Another major advantage of the home ownership concept, LeMahieu says, is that residents can continue to live with spouses and welcome family visits whenever they please. “This entire village really is being built as much for the family members as for the person with dementia, because the family is affected by it as much as their loved one,” she says.
 

Success will be measured by decreases in the use of psychotropic drugs and crisis incidents, as well as increases in smiles per day (“we haven’t quite figured out how to measure that yet,” Butler says) and a commitment to making the end of a person’s life a meaningful part of life. (“Taking people beyond just keeping them alive,” LeMahieu says, “to allowing them to fully live.”)
 

Livasu’s home ownership model is exactly the kind of out-of-the-box thinking van Hal says is needed to further his movement worldwide.
 

“We challenge our clients and their thinking, and sometimes our clients have to challenge their governments or their policymakers,” he says. “Everybody’s finding their own way, their own route to navigate innovation in their country and you see it’s possible to make steps forward.”
 

An ongoing capital campaign has been set up to fund the Livasu community infrastructure, and groundbreaking on the project will happen this spring, with the goal of opening in 2025, Pitsch says.
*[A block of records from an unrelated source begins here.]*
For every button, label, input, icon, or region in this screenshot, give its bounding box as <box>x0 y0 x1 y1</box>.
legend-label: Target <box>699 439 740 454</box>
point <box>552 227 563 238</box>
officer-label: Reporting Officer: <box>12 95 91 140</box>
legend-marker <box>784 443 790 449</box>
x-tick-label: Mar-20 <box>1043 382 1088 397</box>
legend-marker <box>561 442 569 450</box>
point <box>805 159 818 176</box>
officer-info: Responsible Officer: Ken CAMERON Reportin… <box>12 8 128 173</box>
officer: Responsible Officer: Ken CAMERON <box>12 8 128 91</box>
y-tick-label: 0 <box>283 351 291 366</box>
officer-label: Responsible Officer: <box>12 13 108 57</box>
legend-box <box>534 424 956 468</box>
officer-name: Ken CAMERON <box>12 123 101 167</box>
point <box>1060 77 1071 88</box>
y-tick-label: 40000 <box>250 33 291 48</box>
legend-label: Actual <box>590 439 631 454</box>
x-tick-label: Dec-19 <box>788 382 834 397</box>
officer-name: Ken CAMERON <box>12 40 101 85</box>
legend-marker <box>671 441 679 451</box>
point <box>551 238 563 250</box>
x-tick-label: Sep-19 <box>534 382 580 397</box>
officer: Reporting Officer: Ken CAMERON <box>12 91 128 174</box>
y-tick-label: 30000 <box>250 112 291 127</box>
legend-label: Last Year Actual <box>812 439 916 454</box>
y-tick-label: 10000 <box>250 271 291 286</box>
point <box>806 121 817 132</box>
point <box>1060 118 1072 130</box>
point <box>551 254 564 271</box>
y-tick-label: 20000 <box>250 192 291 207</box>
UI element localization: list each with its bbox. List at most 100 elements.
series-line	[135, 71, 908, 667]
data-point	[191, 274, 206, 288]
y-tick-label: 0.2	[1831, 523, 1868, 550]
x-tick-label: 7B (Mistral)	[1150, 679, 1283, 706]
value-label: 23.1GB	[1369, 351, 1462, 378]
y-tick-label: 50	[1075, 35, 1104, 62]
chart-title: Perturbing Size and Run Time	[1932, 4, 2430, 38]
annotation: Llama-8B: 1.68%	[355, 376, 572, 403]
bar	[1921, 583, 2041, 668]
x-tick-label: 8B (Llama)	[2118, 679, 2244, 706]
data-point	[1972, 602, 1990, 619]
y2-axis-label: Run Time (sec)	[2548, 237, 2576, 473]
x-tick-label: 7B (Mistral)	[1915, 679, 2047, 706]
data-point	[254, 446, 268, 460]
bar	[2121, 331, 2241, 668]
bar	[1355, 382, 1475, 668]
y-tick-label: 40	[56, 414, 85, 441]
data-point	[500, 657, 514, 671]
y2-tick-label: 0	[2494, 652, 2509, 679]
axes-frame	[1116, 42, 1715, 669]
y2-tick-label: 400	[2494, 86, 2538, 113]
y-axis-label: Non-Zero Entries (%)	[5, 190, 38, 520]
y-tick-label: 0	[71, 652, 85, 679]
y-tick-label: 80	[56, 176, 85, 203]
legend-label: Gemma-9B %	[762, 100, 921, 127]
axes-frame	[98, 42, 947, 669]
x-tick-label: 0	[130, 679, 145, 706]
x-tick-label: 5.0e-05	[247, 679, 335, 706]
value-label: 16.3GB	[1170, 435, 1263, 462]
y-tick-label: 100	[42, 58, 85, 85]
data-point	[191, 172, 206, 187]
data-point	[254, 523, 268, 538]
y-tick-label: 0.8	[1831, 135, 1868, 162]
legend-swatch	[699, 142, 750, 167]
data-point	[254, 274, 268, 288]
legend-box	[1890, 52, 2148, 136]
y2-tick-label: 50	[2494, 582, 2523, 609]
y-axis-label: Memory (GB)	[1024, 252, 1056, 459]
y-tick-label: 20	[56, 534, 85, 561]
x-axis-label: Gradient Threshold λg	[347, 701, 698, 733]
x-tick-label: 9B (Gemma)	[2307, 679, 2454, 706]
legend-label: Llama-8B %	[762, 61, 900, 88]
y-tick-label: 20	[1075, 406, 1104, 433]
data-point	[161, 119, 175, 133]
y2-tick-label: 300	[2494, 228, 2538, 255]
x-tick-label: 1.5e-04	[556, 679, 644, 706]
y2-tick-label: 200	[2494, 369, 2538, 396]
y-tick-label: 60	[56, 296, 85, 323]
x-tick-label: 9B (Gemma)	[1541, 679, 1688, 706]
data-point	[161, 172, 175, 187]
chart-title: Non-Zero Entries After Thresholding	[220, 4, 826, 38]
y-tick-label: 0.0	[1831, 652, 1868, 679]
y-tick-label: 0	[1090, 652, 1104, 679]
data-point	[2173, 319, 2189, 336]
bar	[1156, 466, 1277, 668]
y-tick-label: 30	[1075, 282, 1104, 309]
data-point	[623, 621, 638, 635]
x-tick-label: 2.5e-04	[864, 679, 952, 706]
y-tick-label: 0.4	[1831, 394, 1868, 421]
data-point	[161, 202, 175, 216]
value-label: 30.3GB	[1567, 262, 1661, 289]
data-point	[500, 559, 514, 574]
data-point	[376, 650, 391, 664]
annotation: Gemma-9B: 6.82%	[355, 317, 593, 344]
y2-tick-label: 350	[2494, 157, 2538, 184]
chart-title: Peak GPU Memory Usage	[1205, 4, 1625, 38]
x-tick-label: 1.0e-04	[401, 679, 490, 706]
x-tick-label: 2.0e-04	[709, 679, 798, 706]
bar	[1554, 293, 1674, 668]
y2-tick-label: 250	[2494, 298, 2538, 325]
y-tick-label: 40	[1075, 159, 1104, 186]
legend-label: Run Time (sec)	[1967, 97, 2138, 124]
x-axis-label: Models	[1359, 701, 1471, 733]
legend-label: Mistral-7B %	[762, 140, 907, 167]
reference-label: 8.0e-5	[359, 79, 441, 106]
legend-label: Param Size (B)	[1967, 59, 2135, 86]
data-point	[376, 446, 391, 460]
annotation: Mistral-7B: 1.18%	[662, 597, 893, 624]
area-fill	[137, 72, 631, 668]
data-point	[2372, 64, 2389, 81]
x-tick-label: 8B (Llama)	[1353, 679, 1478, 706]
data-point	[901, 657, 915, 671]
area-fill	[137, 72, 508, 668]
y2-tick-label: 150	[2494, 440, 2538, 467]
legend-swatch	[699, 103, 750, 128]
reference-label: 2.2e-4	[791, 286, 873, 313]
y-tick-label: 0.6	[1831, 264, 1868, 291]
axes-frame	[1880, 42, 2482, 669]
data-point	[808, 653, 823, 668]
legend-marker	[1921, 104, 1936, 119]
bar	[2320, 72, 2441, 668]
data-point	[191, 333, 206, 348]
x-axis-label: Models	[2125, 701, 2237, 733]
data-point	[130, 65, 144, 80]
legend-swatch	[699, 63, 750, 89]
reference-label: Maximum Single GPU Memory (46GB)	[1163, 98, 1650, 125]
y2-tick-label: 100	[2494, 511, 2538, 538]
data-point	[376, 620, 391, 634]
Volunteers and donors continue to be needed to support the effort.
 

“Our timeline is pretty aggressive, but [we] really do think it’s doable,” she says. “We all have the vision; we have that passion, and now we need that community-wide time, talent and funding to bring it together.”
 

“[Chuck, Michelle and Mary] are going to show that, in the States, it can work, that you can have a different approach,” van Hal says. “You can be the example.”
 

For all of us
A personal connection to dementia — in most cases, highly personal — motivates leaders in the dementia care reform space. Roeseler will retire from his role as Sheboygan County sheriff this summer to focus on caring for his mother, who has been diagnosed with dementia. Her final years, he says, will be lived with dignity, and he is grateful for his experiences in Sheboygan County that prepared him to create that life for her.
 

It’s the life we will all want, knowing dementia is part of life and a statistical probability for anyone who lives to old age.
 

“If you want to change the future, you’ve got to start now,” Butler says. “We’re doing this for us in many ways.”